SunshineCake · 11/03/2020 19:35

They are very rude. I'd be embarrassed at their lack of grace.

forrestgreen · 11/03/2020 19:36

What pp said.

Dear exfriend
Thank you for my evening only invitation. I have realised you don't see me as as much of a friend as I though when I offered to pay for the helicopter. Given this and my health issues, I feel there are better things I can spend the £600 on. I'm sorry I will not be able to attend any part of the wedding. I hope you have a great day.
MumofYoung

Millhouse7 · 11/03/2020 19:36

I would have been more direct but I'm really pleased you said something. Please update us when she gets back to you!

Apolloanddaphne · 11/03/2020 19:37

I suspect CB stands for Cunty Bride here.

ChateauMyself · 11/03/2020 19:37

Don’t you fucking dare hand over a penny.

What an unpleasant, selfish ‘friend’’ you thought you had.

Go spend that money on yourself and family - especially if your recovery is not guaranteed.

Do you want a pity invite? Knowing you weren’t wanted all along.

I mean it - not one fucking penny.

forrestgreen · 11/03/2020 19:38

Hmm I don't like your message tbh. She's pays out for your meal and you have to fork out £600.

You're ill, spend the money on yourself

AmberleighMouse · 11/03/2020 19:39

Sorry I'm being thick here but I don't understand your reply. It reads to me that you are still expecting to pay for the transport and you are passively aggressively accepting a full day invitation. Is that your plan?

OrchidJewel · 11/03/2020 19:40

Great message, another one rooting that it's a mistake

CoraPirbright · 11/03/2020 19:40

Oooh v clever OP!!

LynetteScavo · 11/03/2020 19:41

Wow, I'm usually all fir keeping quiet just to be polite but the wedding transport? Stuff them! You really need to not pay for it.

I didn't have any wedding transport and only had no evening do so we could afford to have everyone at the ceremony. If you paid £600 towards my wedding I'd be so incredibly grateful.

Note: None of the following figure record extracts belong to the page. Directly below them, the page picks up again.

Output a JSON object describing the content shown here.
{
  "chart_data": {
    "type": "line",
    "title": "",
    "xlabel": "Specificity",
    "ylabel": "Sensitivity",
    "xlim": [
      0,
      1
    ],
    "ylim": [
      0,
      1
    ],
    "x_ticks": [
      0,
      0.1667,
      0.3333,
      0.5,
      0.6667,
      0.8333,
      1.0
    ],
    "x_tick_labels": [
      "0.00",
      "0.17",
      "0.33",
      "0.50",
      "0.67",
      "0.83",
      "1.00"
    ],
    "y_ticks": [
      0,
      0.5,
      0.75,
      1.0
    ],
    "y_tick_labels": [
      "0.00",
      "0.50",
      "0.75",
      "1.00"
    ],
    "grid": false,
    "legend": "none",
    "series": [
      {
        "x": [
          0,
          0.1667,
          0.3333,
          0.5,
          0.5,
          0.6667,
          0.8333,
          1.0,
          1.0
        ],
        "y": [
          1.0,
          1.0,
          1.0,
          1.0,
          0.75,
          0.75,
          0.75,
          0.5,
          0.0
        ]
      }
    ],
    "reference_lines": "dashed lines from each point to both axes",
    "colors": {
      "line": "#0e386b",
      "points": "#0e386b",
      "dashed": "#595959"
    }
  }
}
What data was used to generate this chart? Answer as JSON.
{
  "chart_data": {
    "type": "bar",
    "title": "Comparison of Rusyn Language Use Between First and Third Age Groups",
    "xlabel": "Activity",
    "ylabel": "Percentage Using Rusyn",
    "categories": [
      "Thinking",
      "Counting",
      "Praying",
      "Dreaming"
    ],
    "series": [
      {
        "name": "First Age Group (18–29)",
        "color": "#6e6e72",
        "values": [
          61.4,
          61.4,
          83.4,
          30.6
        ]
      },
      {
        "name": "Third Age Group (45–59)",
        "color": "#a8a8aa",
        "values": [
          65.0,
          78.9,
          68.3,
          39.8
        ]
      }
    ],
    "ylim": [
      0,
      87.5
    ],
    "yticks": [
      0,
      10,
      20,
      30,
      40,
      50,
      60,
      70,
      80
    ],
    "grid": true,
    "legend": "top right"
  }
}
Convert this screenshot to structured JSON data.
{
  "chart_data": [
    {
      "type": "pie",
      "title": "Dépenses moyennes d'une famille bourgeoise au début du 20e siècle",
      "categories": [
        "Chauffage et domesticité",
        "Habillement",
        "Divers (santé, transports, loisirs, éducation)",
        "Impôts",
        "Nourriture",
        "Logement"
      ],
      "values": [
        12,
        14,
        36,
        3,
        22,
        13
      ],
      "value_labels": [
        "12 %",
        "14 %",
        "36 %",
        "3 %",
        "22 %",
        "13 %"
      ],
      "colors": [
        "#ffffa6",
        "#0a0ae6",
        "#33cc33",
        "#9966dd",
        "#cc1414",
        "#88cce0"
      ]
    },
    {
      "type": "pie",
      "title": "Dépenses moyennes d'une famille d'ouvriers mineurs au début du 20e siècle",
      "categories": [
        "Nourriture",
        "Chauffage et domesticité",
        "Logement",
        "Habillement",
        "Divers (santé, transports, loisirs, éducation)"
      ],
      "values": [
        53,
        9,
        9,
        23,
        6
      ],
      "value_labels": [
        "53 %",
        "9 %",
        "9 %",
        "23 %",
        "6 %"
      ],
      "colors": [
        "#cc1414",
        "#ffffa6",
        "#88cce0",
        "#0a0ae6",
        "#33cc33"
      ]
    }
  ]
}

Honestly, please withdraw your offer and tell them why. They need to know.

burnoutbabe · 11/03/2020 19:41

Good message as it's one way to let the Ed bride know there is an issue and graciously fix it without it being totally obvious what happened before. At least it will make them squirm!

Stayawayfromitsmouth · 11/03/2020 19:41

Yes the invite must surely have been a mistake. I would have a private chat with bride.
Even so, your gift was way too generous especially if you had to save up for it. Presumably from your username you also have children depending on you?